La finale à tout prix
A Tokyo, la finale sera l'horizon à atteindre, comme le souligne Christian Baumann. L'Argovien, l'homme tranquille du quatuor, est le plus décoré de l'équipe, avec une médaille d'argent et deux de bronze à son palmarès aux Championnats d'Europe. Il est notamment monté sur la troisième marche du podium aux Européens ce printemps à Bâle, aux barres parallèles, son appareil de prédilection.
«Nous sommes une équipe très homogène, nous avons disputé beaucoup de compétitions ensemble», souligne-t-il.
Le plus extraverti du groupe, Benjamin Gischard, met en avant la complémentarité des caractères des quatre gymnastes. «Malgré nos différences et le fait que nous nous côtoyions aussi souvent, il n'y a presque jamais de tensions entre nous», se félicite le médaillé d'argent (au sol) des derniers Européens.
Fidèle équipier
Eddy Yusof est le seul à n'avoir jamais glané de médaille internationale. Mais par équipe, ce spécialiste des barres parallèles et du saut déploie toutes ses qualités, ne déçoit jamais. «Je sais montrer les crocs quand les affaires deviennent sérieuses», dit celui qui avait remporté l'argent par équipe aux côtés notamment de Brägger aux Championnats d'Europe juniors en 2010.

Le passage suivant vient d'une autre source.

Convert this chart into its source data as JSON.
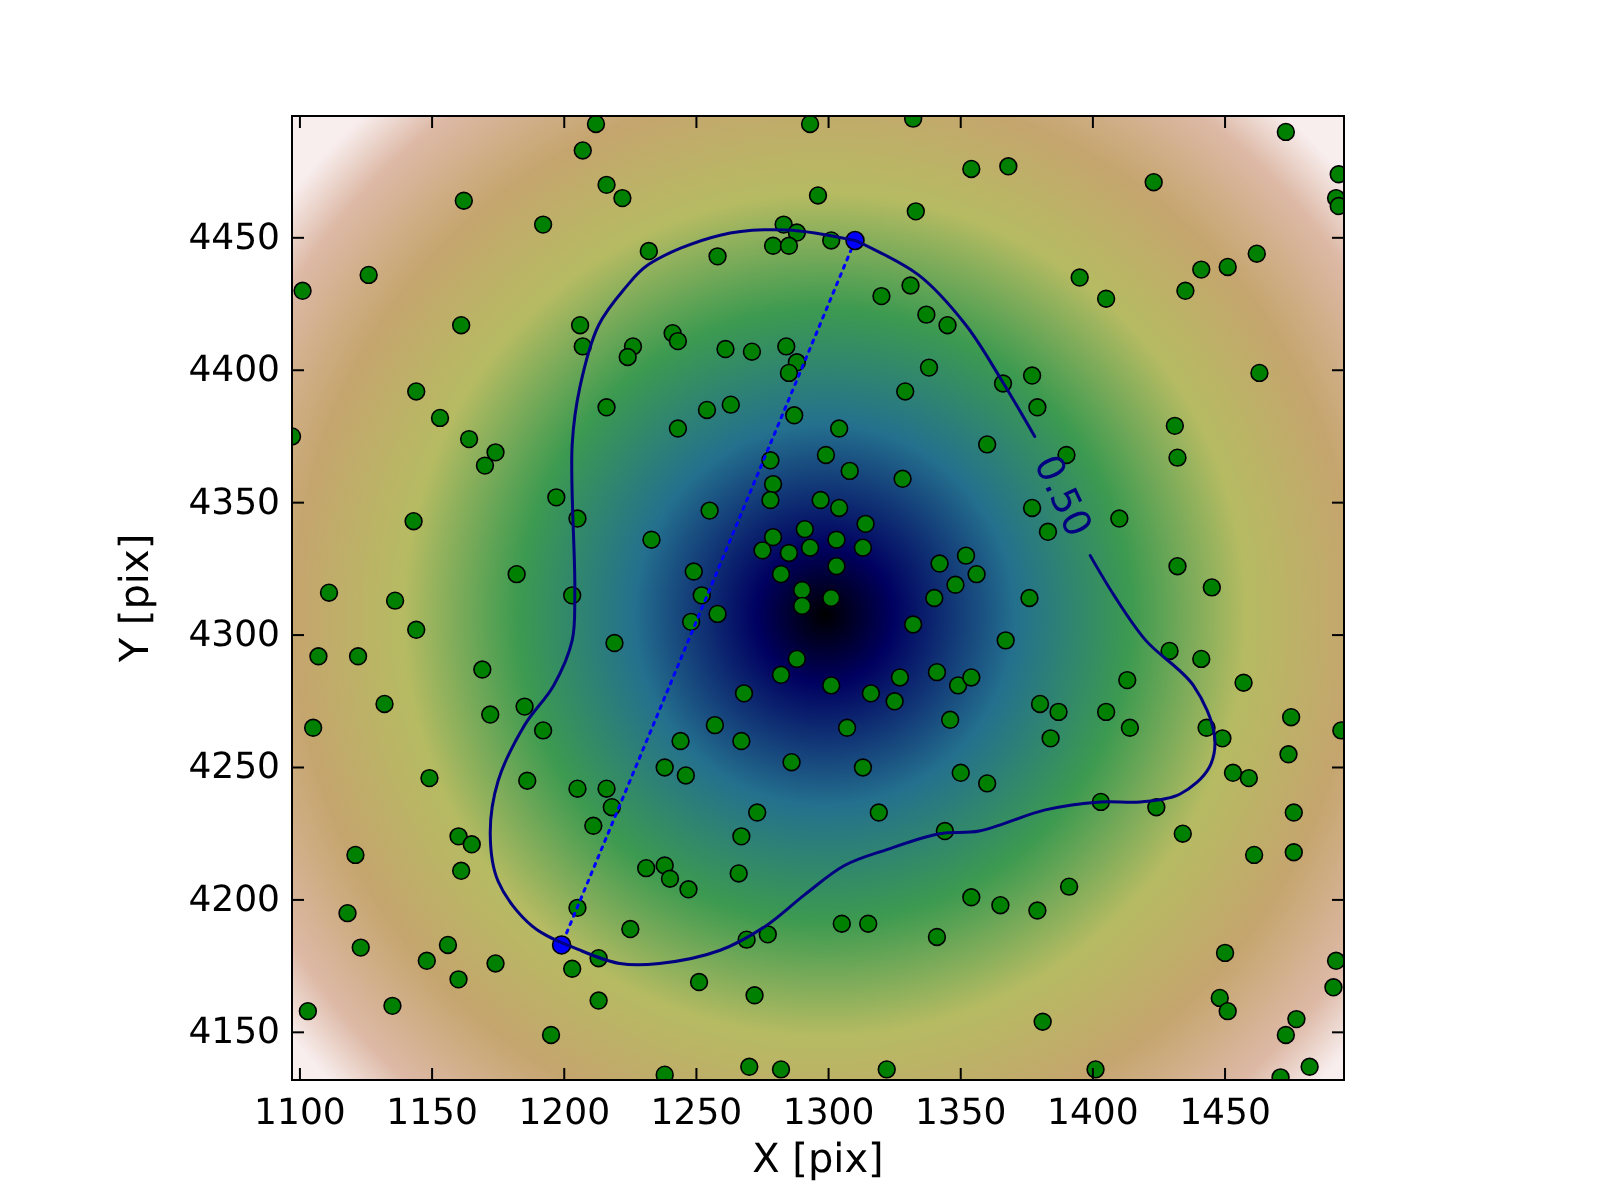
{
  "chart_data": {
    "type": "scatter",
    "xlabel": "X [pix]",
    "ylabel": "Y [pix]",
    "xlim": [
      1097,
      1495
    ],
    "ylim": [
      4132,
      4496
    ],
    "xticks": [
      1100,
      1150,
      1200,
      1250,
      1300,
      1350,
      1400,
      1450
    ],
    "yticks": [
      4150,
      4200,
      4250,
      4300,
      4350,
      4400,
      4450
    ],
    "marker": "circle",
    "series": [
      {
        "color": "#008000",
        "x": [
          1212,
          1207,
          1216,
          1162,
          1192,
          1126,
          1101,
          1161,
          1206,
          1207,
          1144,
          1216,
          1153,
          1097,
          1164,
          1174,
          1170,
          1197,
          1205,
          1143,
          1182,
          1293,
          1332,
          1354,
          1222,
          1296,
          1333,
          1283,
          1288,
          1232,
          1258,
          1279,
          1285,
          1301,
          1320,
          1331,
          1337,
          1345,
          1241,
          1243,
          1226,
          1224,
          1261,
          1271,
          1284,
          1288,
          1285,
          1338,
          1329,
          1254,
          1263,
          1287,
          1243,
          1304,
          1299,
          1278,
          1308,
          1279,
          1328,
          1278,
          1297,
          1304,
          1255,
          1314,
          1291,
          1233,
          1279,
          1303,
          1275,
          1285,
          1293,
          1313,
          1342,
          1352,
          1249,
          1282,
          1303,
          1356,
          1473,
          1368,
          1423,
          1493,
          1492,
          1493,
          1462,
          1451,
          1441,
          1395,
          1405,
          1435,
          1366,
          1377,
          1463,
          1379,
          1431,
          1360,
          1390,
          1432,
          1377,
          1383,
          1410,
          1432,
          1111,
          1136,
          1203,
          1144,
          1107,
          1122,
          1219,
          1169,
          1132,
          1185,
          1172,
          1192,
          1105,
          1149,
          1186,
          1205,
          1216,
          1218,
          1211,
          1160,
          1165,
          1121,
          1161,
          1118,
          1205,
          1123,
          1156,
          1148,
          1174,
          1213,
          1203,
          1160,
          1213,
          1135,
          1103,
          1195,
          1348,
          1252,
          1290,
          1301,
          1340,
          1290,
          1258,
          1248,
          1332,
          1288,
          1282,
          1301,
          1316,
          1327,
          1341,
          1349,
          1354,
          1268,
          1325,
          1257,
          1307,
          1346,
          1244,
          1267,
          1238,
          1246,
          1286,
          1313,
          1350,
          1273,
          1319,
          1267,
          1344,
          1231,
          1238,
          1240,
          1247,
          1266,
          1354,
          1225,
          1269,
          1277,
          1305,
          1315,
          1341,
          1251,
          1272,
          1238,
          1270,
          1282,
          1322,
          1376,
          1445,
          1367,
          1429,
          1441,
          1457,
          1413,
          1380,
          1387,
          1405,
          1384,
          1414,
          1443,
          1449,
          1475,
          1494,
          1474,
          1453,
          1459,
          1360,
          1403,
          1424,
          1476,
          1434,
          1461,
          1476,
          1391,
          1365,
          1379,
          1450,
          1492,
          1491,
          1448,
          1451,
          1477,
          1473,
          1381,
          1482,
          1401,
          1471
        ],
        "values": [
          4493,
          4483,
          4470,
          4464,
          4455,
          4436,
          4430,
          4417,
          4417,
          4409,
          4392,
          4386,
          4382,
          4375,
          4374,
          4369,
          4364,
          4352,
          4344,
          4343,
          4323,
          4493,
          4495,
          4476,
          4465,
          4466,
          4460,
          4455,
          4452,
          4445,
          4443,
          4447,
          4447,
          4449,
          4428,
          4432,
          4421,
          4417,
          4414,
          4411,
          4409,
          4405,
          4408,
          4407,
          4409,
          4403,
          4399,
          4401,
          4392,
          4385,
          4387,
          4383,
          4378,
          4378,
          4368,
          4366,
          4362,
          4357,
          4359,
          4351,
          4351,
          4348,
          4347,
          4342,
          4340,
          4336,
          4337,
          4336,
          4332,
          4331,
          4333,
          4333,
          4327,
          4330,
          4324,
          4323,
          4326,
          4323,
          4490,
          4477,
          4471,
          4474,
          4465,
          4462,
          4444,
          4439,
          4438,
          4435,
          4427,
          4430,
          4395,
          4398,
          4399,
          4386,
          4379,
          4372,
          4368,
          4367,
          4348,
          4339,
          4344,
          4326,
          4316,
          4313,
          4315,
          4302,
          4292,
          4292,
          4297,
          4287,
          4274,
          4273,
          4270,
          4264,
          4265,
          4246,
          4245,
          4242,
          4242,
          4235,
          4228,
          4224,
          4221,
          4217,
          4211,
          4195,
          4197,
          4182,
          4183,
          4177,
          4176,
          4178,
          4174,
          4170,
          4162,
          4160,
          4158,
          4149,
          4319,
          4315,
          4317,
          4314,
          4314,
          4311,
          4308,
          4305,
          4304,
          4291,
          4285,
          4281,
          4278,
          4284,
          4286,
          4281,
          4284,
          4278,
          4275,
          4266,
          4265,
          4268,
          4260,
          4260,
          4250,
          4247,
          4252,
          4250,
          4248,
          4233,
          4233,
          4224,
          4226,
          4212,
          4213,
          4208,
          4204,
          4210,
          4201,
          4189,
          4185,
          4187,
          4191,
          4191,
          4186,
          4169,
          4164,
          4134,
          4137,
          4136,
          4136,
          4314,
          4318,
          4298,
          4294,
          4291,
          4282,
          4283,
          4274,
          4271,
          4271,
          4261,
          4265,
          4265,
          4261,
          4269,
          4264,
          4255,
          4248,
          4246,
          4244,
          4237,
          4235,
          4233,
          4225,
          4217,
          4218,
          4205,
          4198,
          4196,
          4180,
          4177,
          4167,
          4163,
          4158,
          4155,
          4149,
          4154,
          4137,
          4136,
          4133
        ]
      },
      {
        "type": "line",
        "color": "#0000ff",
        "line_style": "dotted",
        "marker": "circle",
        "x": [
          1310,
          1199
        ],
        "values": [
          4449,
          4183
        ]
      },
      {
        "type": "line",
        "name": "0.50",
        "color": "#000080",
        "line_style": "solid",
        "marker": "none",
        "x": [
          1310,
          1334,
          1352,
          1365,
          1378,
          null,
          1399,
          1408,
          1420,
          1438,
          1446,
          1444,
          1433,
          1418,
          1403,
          1382,
          1357,
          1342,
          1322,
          1306,
          1291,
          1276,
          1259,
          1236,
          1221,
          1206,
          1188,
          1175,
          1172,
          1175,
          1185,
          1196,
          1203,
          1204,
          1203,
          1206,
          1213,
          1223,
          1232,
          1259,
          1284,
          1310
        ],
        "values": [
          4449,
          4436,
          4417,
          4397,
          4375,
          null,
          4330,
          4315,
          4298,
          4281,
          4262,
          4250,
          4240,
          4237,
          4237,
          4234,
          4226,
          4225,
          4219,
          4213,
          4202,
          4190,
          4181,
          4176,
          4176,
          4181,
          4190,
          4207,
          4225,
          4245,
          4266,
          4281,
          4298,
          4316,
          4372,
          4394,
          4417,
          4431,
          4440,
          4451,
          4453,
          4449
        ]
      }
    ]
  }
}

«Eddy est très explosif, puissant et rapide», loue Pablo Brägger. «Et c'est quelqu'un de très positif.»
Pour Brägger, ces Jeux constitueront l'aboutissement d'une longue carrière, couronnée par l'or européen en 2017 en Roumanie, à la barre fixe. Pour l'équipe, pour sa génération, ce sont bien ces JO de Tokyo qui représenteront l'apothéose.